Does B'Tselem report on all human rights violations in the Occupied Territories, or just those committed by Israelis?
B'Tselem sees international law and human rights norms as universal standards that are equally applicable. All Israelis and Palestinians have equal rights to live in dignity and safety, and Israeli and Palestinian authorities must respect these rights. B'Tselem monitors and reports on severe violations of human rights by the Palestinian Authority against their own population, as well as on terror attacks against Israelis. Ultimately, though, B'Tselem is an Israeli organization and our primary concern is the actions of the Israeli government and security forces.
How is B'Tselem's work received by the Israeli government and security forces?
B'Tselem maintains an extensive and multi-faceted relationship with the Israeli authorities. Every year we send hundreds of individual cases to the relevant authorities asking them to investigate allegations of wrongdoing. In turn, these authorities request B'Tselem's assistance in conducting investigations, and B'Tselem locates Palestinians witnesses, encourages them to cooperate with Israeli investigations in the interest of promoting justice, and provides other forms of assistance to achieve redress.
On the policy-level as well, the Israeli government and military authorities have learned to take B'Tselem's work seriously. Both military and government officials understand that B'Tselem's reports must be addressed in a substantive manner, even if they are unhappy about the content of those reports.

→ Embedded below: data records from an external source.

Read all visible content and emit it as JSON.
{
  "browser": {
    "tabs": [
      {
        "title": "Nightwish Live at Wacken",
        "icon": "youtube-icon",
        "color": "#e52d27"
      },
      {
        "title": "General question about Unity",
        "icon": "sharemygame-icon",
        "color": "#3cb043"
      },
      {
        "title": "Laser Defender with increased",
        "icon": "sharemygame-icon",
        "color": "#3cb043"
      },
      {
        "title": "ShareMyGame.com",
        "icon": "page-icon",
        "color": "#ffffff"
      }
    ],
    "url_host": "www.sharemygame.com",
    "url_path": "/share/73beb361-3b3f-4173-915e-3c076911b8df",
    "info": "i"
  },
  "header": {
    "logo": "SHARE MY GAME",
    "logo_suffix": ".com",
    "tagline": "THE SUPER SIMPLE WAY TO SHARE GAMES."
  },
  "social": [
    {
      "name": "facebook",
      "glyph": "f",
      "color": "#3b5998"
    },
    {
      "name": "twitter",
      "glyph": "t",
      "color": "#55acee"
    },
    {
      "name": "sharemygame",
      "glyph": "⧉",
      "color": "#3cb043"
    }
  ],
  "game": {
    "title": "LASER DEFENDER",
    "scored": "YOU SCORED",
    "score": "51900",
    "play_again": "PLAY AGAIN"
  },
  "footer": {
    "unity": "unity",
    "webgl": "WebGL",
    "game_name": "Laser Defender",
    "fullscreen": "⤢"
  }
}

The Israel Defense Forces and other relevant authorities frequently issue formal responses to B'Tselem reports and these responses are published together with the reports. B'Tselem is also invited to participate in Knesset hearings and meets regularly with military and government officials to voice our concerns. B'Tselem has worked successfully on both the political and public level to shape Israel's national debate over policies regarding the Occupied Territories, and to change Israeli policy to better accord with human rights obligations.
Regarding such a politically polarizing issue as the Israeli-Palestinian conflict, much of the information that comes out of the region is weighted to favor one side or the other. Why should I trust B'Tselem's information?

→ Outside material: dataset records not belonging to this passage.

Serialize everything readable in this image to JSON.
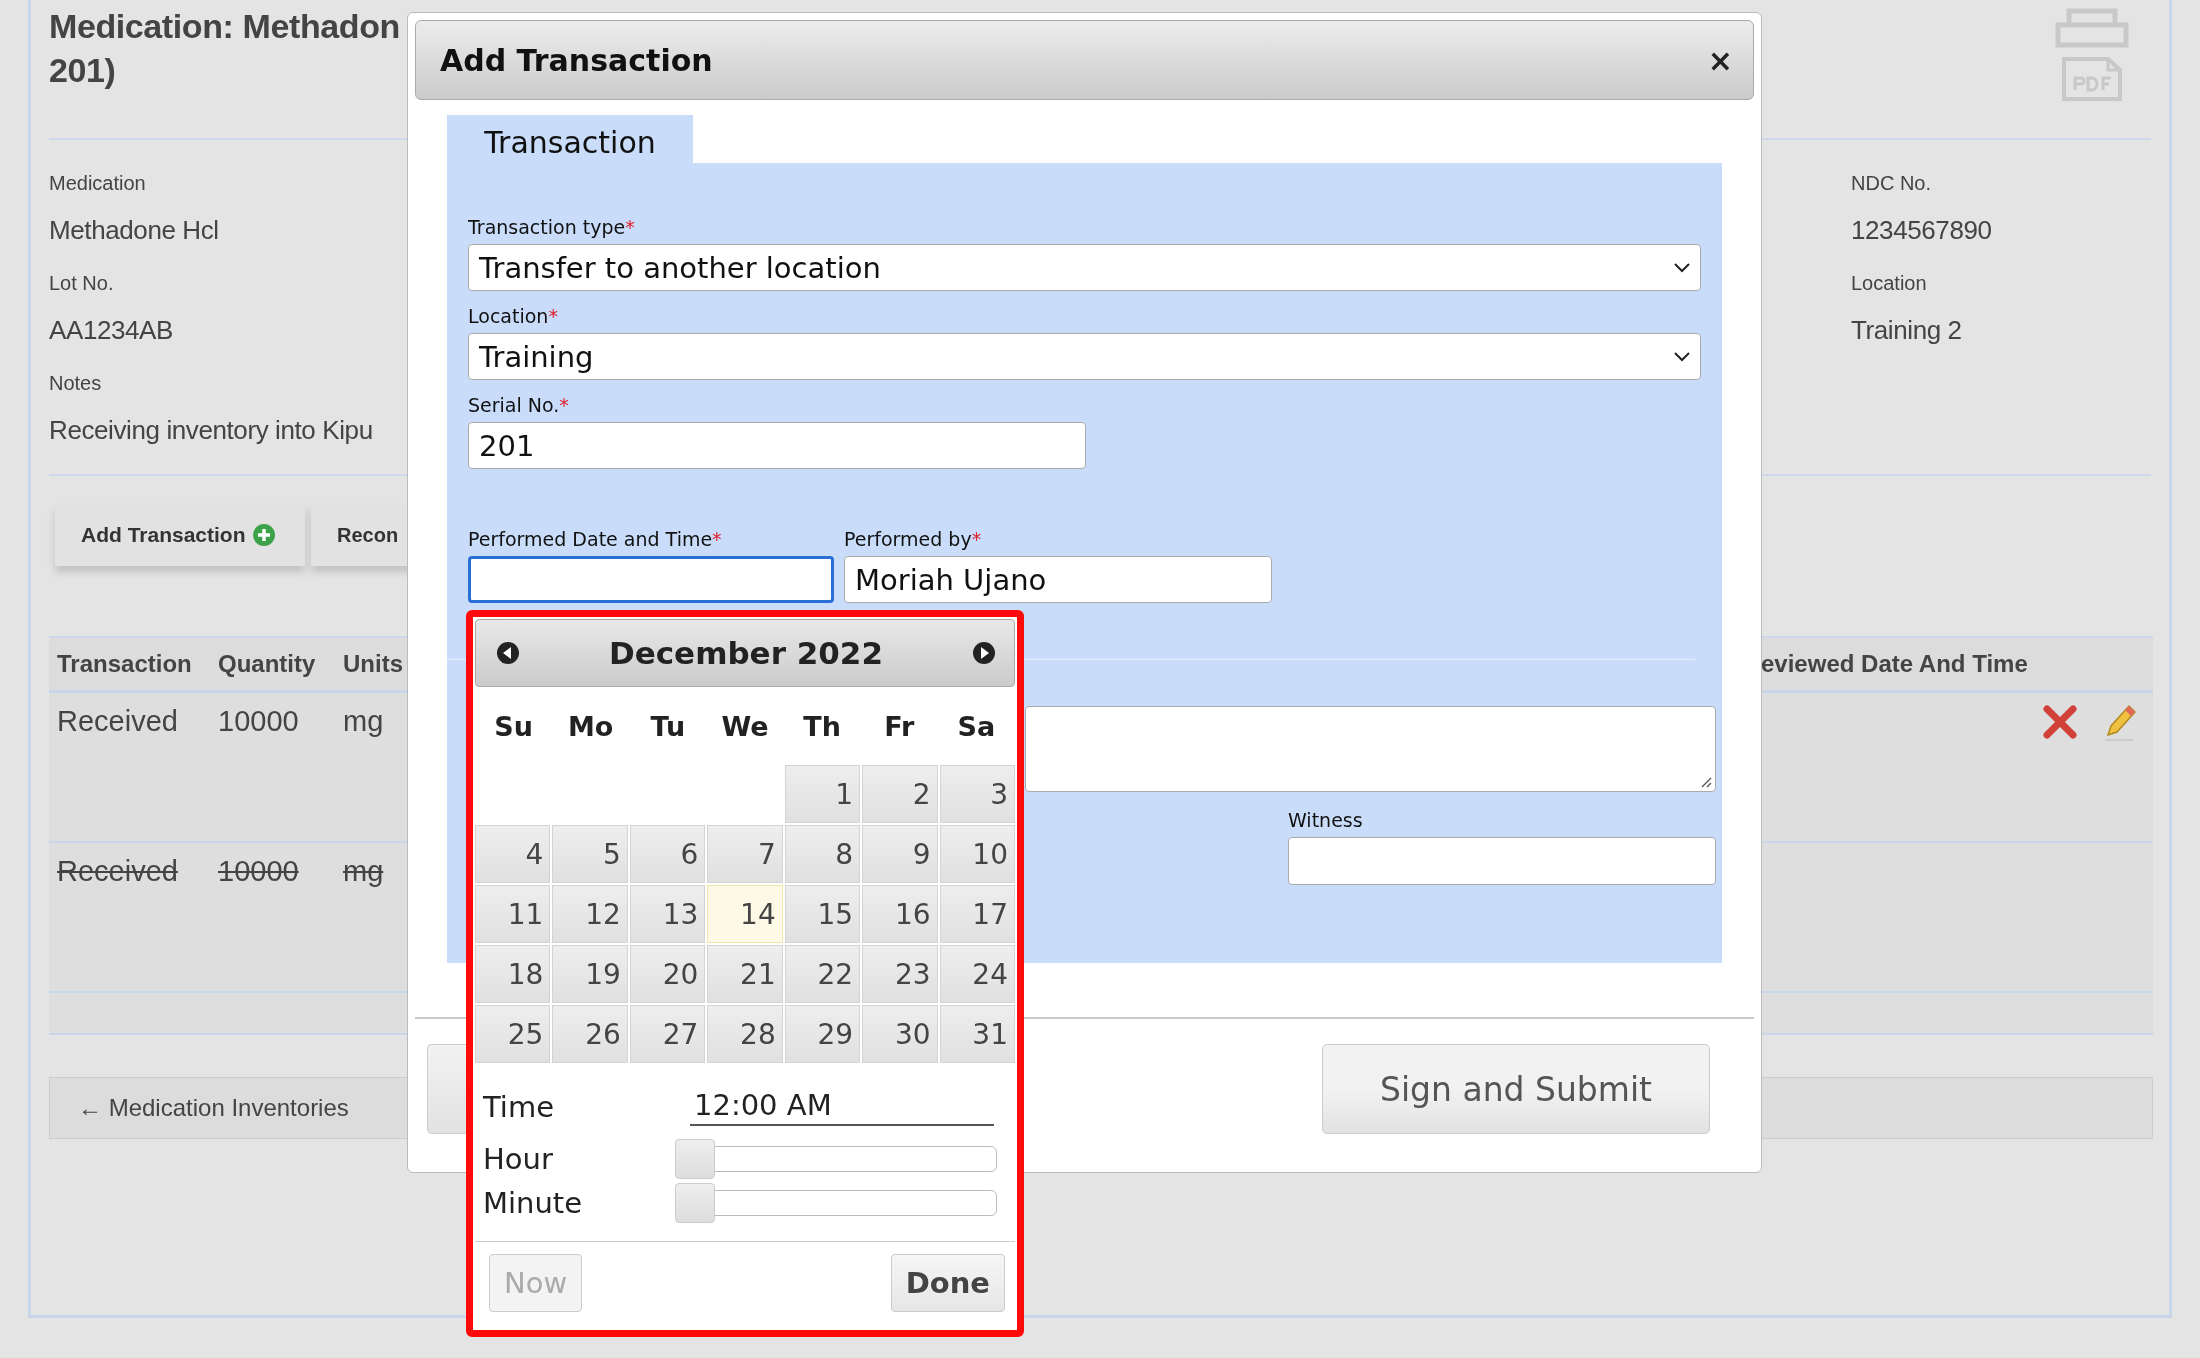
{
  "page": {
    "title_lines": [
      "Medication: Methadon",
      "201)"
    ],
    "details_left": [
      {
        "label": "Medication",
        "value": "Methadone Hcl"
      },
      {
        "label": "Lot No.",
        "value": "AA1234AB"
      },
      {
        "label": "Notes",
        "value": "Receiving inventory into Kipu"
      }
    ],
    "details_right": [
      {
        "label": "NDC No.",
        "value": "1234567890"
      },
      {
        "label": "Location",
        "value": "Training 2"
      }
    ],
    "actions": [
      {
        "label": "Add Transaction",
        "kind": "add"
      },
      {
        "label": "Recon",
        "kind": "plain"
      }
    ],
    "table": {
      "columns": [
        "Transaction",
        "Quantity",
        "Units",
        "eviewed Date And Time"
      ],
      "rows": [
        {
          "cells": [
            "Received",
            "10000",
            "mg"
          ],
          "voided": false,
          "actions": true
        },
        {
          "cells": [
            "Received",
            "10000",
            "mg"
          ],
          "voided": true,
          "actions": false
        }
      ]
    },
    "back_link": "← Medication Inventories"
  },
  "dialog": {
    "title": "Add Transaction",
    "close": "×",
    "tabs": [
      {
        "label": "Transaction",
        "selected": true
      }
    ],
    "rows": [
      [
        {
          "label": "Transaction type",
          "required_mark": "*",
          "kind": "select",
          "value": "Transfer to another location",
          "focused": false
        }
      ],
      [
        {
          "label": "Location",
          "required_mark": "*",
          "kind": "select",
          "value": "Training",
          "focused": false
        }
      ],
      [
        {
          "label": "Serial No.",
          "required_mark": "*",
          "kind": "text",
          "value": "201",
          "focused": false
        }
      ],
      [
        {
          "label": "Performed Date and Time",
          "required_mark": "*",
          "kind": "text",
          "focused": true
        },
        {
          "label": "Performed by",
          "required_mark": "*",
          "kind": "text",
          "value": "Moriah Ujano",
          "focused": false
        }
      ]
    ],
    "witness": {
      "label": "Witness"
    },
    "submit": "Sign and Submit"
  },
  "datepicker": {
    "month": "December 2022",
    "weekdays": [
      "Su",
      "Mo",
      "Tu",
      "We",
      "Th",
      "Fr",
      "Sa"
    ],
    "weeks": [
      [
        {
          "kind": "empty"
        },
        {
          "kind": "empty"
        },
        {
          "kind": "empty"
        },
        {
          "kind": "empty"
        },
        {
          "label": "1",
          "today": false
        },
        {
          "label": "2",
          "today": false
        },
        {
          "label": "3",
          "today": false
        }
      ],
      [
        {
          "label": "4",
          "today": false
        },
        {
          "label": "5",
          "today": false
        },
        {
          "label": "6",
          "today": false
        },
        {
          "label": "7",
          "today": false
        },
        {
          "label": "8",
          "today": false
        },
        {
          "label": "9",
          "today": false
        },
        {
          "label": "10",
          "today": false
        }
      ],
      [
        {
          "label": "11",
          "today": false
        },
        {
          "label": "12",
          "today": false
        },
        {
          "label": "13",
          "today": false
        },
        {
          "label": "14",
          "today": true
        },
        {
          "label": "15",
          "today": false
        },
        {
          "label": "16",
          "today": false
        },
        {
          "label": "17",
          "today": false
        }
      ],
      [
        {
          "label": "18",
          "today": false
        },
        {
          "label": "19",
          "today": false
        },
        {
          "label": "20",
          "today": false
        },
        {
          "label": "21",
          "today": false
        },
        {
          "label": "22",
          "today": false
        },
        {
          "label": "23",
          "today": false
        },
        {
          "label": "24",
          "today": false
        }
      ],
      [
        {
          "label": "25",
          "today": false
        },
        {
          "label": "26",
          "today": false
        },
        {
          "label": "27",
          "today": false
        },
        {
          "label": "28",
          "today": false
        },
        {
          "label": "29",
          "today": false
        },
        {
          "label": "30",
          "today": false
        },
        {
          "label": "31",
          "today": false
        }
      ]
    ],
    "time": {
      "label": "Time",
      "value": "12:00 AM"
    },
    "sliders": [
      {
        "label": "Hour",
        "level": 0
      },
      {
        "label": "Minute",
        "level": 0
      }
    ],
    "buttons": [
      {
        "label": "Now",
        "disabled": true
      },
      {
        "label": "Done",
        "disabled": false
      }
    ]
  }
}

B'Tselem ensures the reliability of its information through independent fieldwork and rigorous research, the results of which are thoroughly cross-checked with relevant documents, official government sources, and information from other sources, among them Israeli, Palestinian, and other human rights organizations. B'Tselem includes responses from the relevant authorities in its reports whenever we get them, so you can evaluate both our findings and those of the government and make your own judgment.
Why don't you work to protect human rights within Israel?
B'Tselem's energies are intentionally focused exclusively on violations of human rights within the Occupied Territories, where there is a systematic lack of accountability for ensuring the rule of law that endangers the well-being of the population there and undermines Israel's image as a country guided by the rule of law. A broad spectrum of other Israeli organizations engage in the important work of addressing human rights issues within Israel.
Where does B'Tselem stand on a two-state solution?
B'Tselem's primary goal is to promote Israel's adherence to human rights and international humanitarian law as it applies to Israel's conduct in the Occupied Territories. We support all policies that would substantially decrease or end the violations of human rights under the Occupation. We do not weigh in on political matters, except to comment on their implications for human rights.
Who funds B'Tselem?
B'Tselem is independent and is funded by contributions from foundations in Europe and North America that support human rights activity worldwide, and by foreign governments, and private individuals in Israel and abroad.